So, last week I was hanging out with the Wondercub at playgroup, having a rare and delightful Friday off of work. One mom was talking to another, and I wasn’t really paying attention until I heard her raise her voice slightly to give a sort of disclaimer.
She said that everybody does things differently for their families, and that’s fine. That maybe, for example, cosleeping is okay for you, but I don’t want to do it. And that for her, not staying home with your kids was totally not okay. Not that she was judging.
Except that she absolutely was.
She went on to say that it seems totally unreasonable to her to leave her kids in daycare when they’re too young to express themselves. After all, a baby can’t tell you if someone is hurting her, so by putting your child in daycare, you are potentially putting an innocent in harm’s way. Why would you work when you’ve got these precious children at home? To her, that’s unimaginable… not that there was anything wrong with that for other people.
I realized that her “I’m not judging” disclaimer was directed at me, since at the time, I was the only woman in the room who works outside the home. I was there to have a good time, so I ignored it, but inside, I was seething.
I worked very hard to find a supportive, loving, and nurturing environment for Jack to go to every day. And don’t just hand Jack off and race off in the morning. I’m a presence there. I spend a few minutes chatting with the directors and his teachers. I know all of the teachers in his classroom, as well as most of the kids. I play with Jack at school for a few minutes before I leave. Steve does the same thing in the evening. And we drop by unexpectedly, just to spy on him through the windows. If anything untoward were happening, I would know.
I also think there are tremendous advantages to having Jack in daycare. Although he doesn’t have an siblings, he has a host of other kids to play with and to be forced to share toys with. One of his teachers speaks Spanish to him all day, so he can say several words in a foreign language. Even more importantly, I think it’s wonderful that Jack knows that there are more than two people (Mommy and Daddy) who can take care of him. He’s a lot more independent as a result.
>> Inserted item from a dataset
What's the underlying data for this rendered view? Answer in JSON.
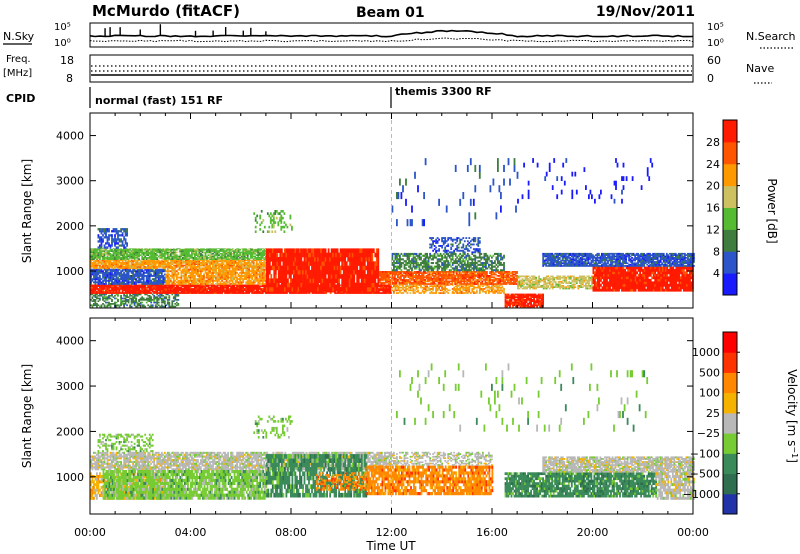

And why do I work when I have this precious child? I don’t have a high powered career, nor do I make piles and piles of money. I do love my job and find it fulfilling, but that’s not the primary reason I get up early and drive to work every day. It’s so that I can afford little luxuries like a house, diapers, and groceries. It must be lovely to have the choice to stay home with your kids, but it’s unfair to assume that everyone has that same choice. It would be great if all children had a parent who could devote themselves to their full-time care, but if only people who could afford that had kids, that would leave out a lot of very good parents.
I’m sure the other mom didn’t mean to be as critical of my choices, but she was. I hate the concept of “The Mommy Wars.” Parenting is a tough job, and working moms and stay at home moms have more alike than they’re different. As women, we need to support our sisters, not tear down their choices to rationalize our own.